All calves were found to have T. parva schizonts in lymph gland biopsy smears from day 15 following exposure. On day 23, 22 of the 28 calves were found to have B. bovis and B. bigemina piroplasms in blood smears. In addition, piroplasms of T. mutans were seen in the blood smears of 25 of the calves and a few had Anaplasma marginale. Imidocarb dipropionate treatment was repeated, but in spite of this and parvaquone therapy, three immunized and three control animals died of ECF, complicated by concurrent tick-borne diseases.
DISCUSSION
The 18 calves that survived immunization fell into two distinct categories: 9 calves suffered severe clinical reactions and required parvaquone therapy and 9 calves suffered mild reactions and made spontaneous recoveries. During field exposure 7 of the 9 calves that suffered severe immunization reactions required repeated parvaquone therapy and 2 died of ECF complicated by the other tick-borne diseases. In contrast, of the 9 calves that were immunized and did not require parvaquone treatment, only one suffered a severe clinical reaction during field exposure and this calf died from a combination of babesiosis, anaplasmosis, ECF and T. mutans (see Figure 1). It is suggested that most, if not all, of the immunized calves that suffered severe reactions following immunization were harbouring latent, chronic theileriosis and were probably immunosuppressed at the time of field exposure. Unfavourable reactions to immunization were almost certainly due to the greater susceptibility of Bos taurus cattle to T. parva With hindsight it would have been more appropriate to have characterized the stabilate using pure Bos taurus calves. Babesiosis and anaplasmosis were known to be present on Pemba but it was believed that the imidocarb dipropionate prophylaxis should have controlled these diseases. However, the tick burdens were very heavy and the disease challenge complicated and severe, while the animals were further compromised by the immunization reactions. These complications highlight also the risk of exposure of cattle to unlimited tick challenge and suggest that some level of tick control is justified in trials when certain threshold burdens are reached.

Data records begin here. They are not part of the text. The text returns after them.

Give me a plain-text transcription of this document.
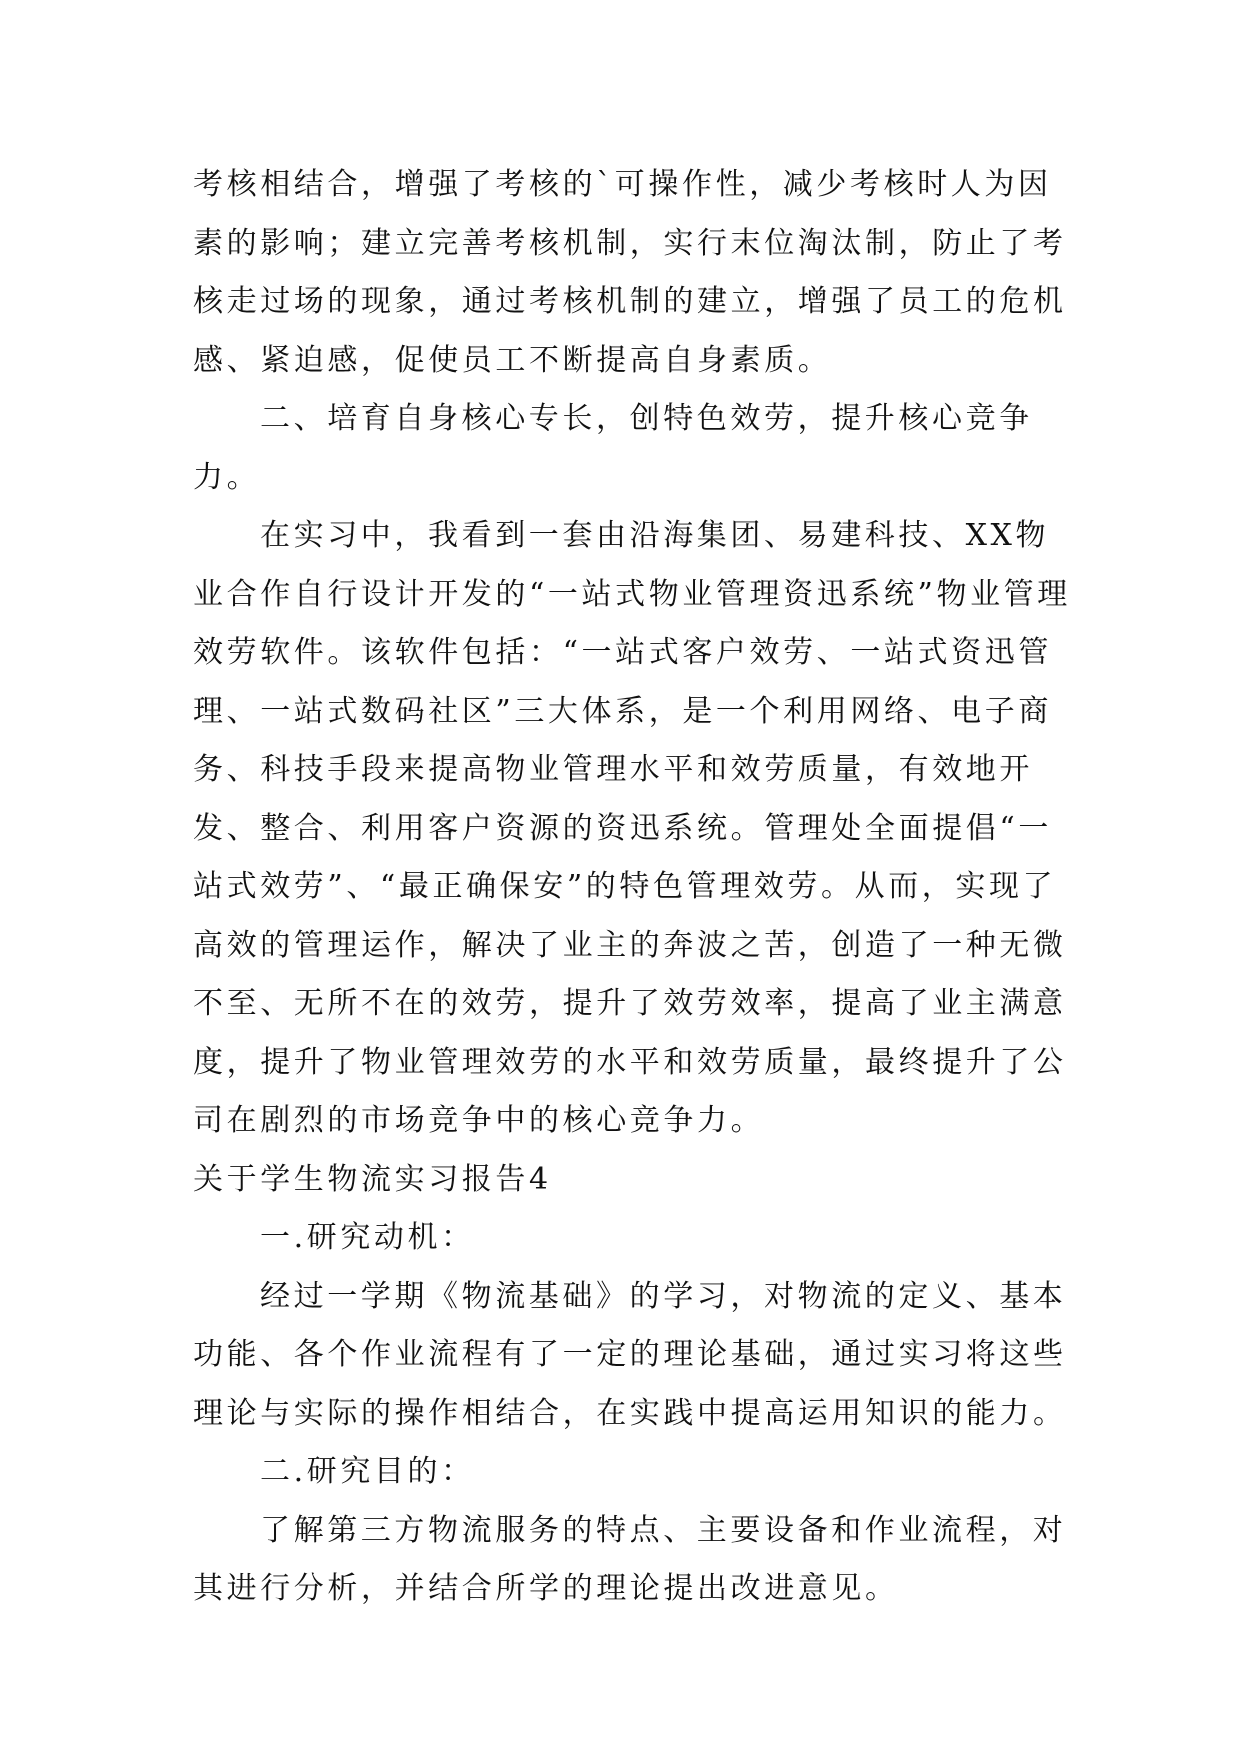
考核相结合，增强了考核的`可操作性，减少考核时人为因素的影响；建立完善考核机制，实行末位淘汰制，防止了考核走过场的现象，通过考核机制的建立，增强了员工的危机感、紧迫感，促使员工不断提高自身素质。

二、培育自身核心专长，创特色效劳，提升核心竞争力。

在实习中，我看到一套由沿海集团、易建科技、XX物业合作自行设计开发的“一站式物业管理资迅系统”物业管理效劳软件。该软件包括：“一站式客户效劳、一站式资迅管理、一站式数码社区”三大体系，是一个利用网络、电子商务、科技手段来提高物业管理水平和效劳质量，有效地开发、整合、利用客户资源的资迅系统。管理处全面提倡“一站式效劳”、“最正确保安”的特色管理效劳。从而，实现了高效的管理运作，解决了业主的奔波之苦，创造了一种无微不至、无所不在的效劳，提升了效劳效率，提高了业主满意度，提升了物业管理效劳的水平和效劳质量，最终提升了公司在剧烈的市场竞争中的核心竞争力。

关于学生物流实习报告4

一.研究动机：

经过一学期《物流基础》的学习，对物流的定义、基本功能、各个作业流程有了一定的理论基础，通过实习将这些理论与实际的操作相结合，在实践中提高运用知识的能力。

二.研究目的：

了解第三方物流服务的特点、主要设备和作业流程，对其进行分析，并结合所学的理论提出改进意见。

Figure 1. Summary of disease responses of immunized and control cattle on Pemba Island, Zanzibar.
REFERENCE
Morzaria, S.P., Irvin, A.D. and Dolan, T.T. (1986). Immunization against East Coast fever: isolation and characterisation of Theileria parva stocks from Unguju and Pemba for use in infection and treatment. ILRAD Technical Report. Nairobi: International Laboratory for Research on Animal Diseases.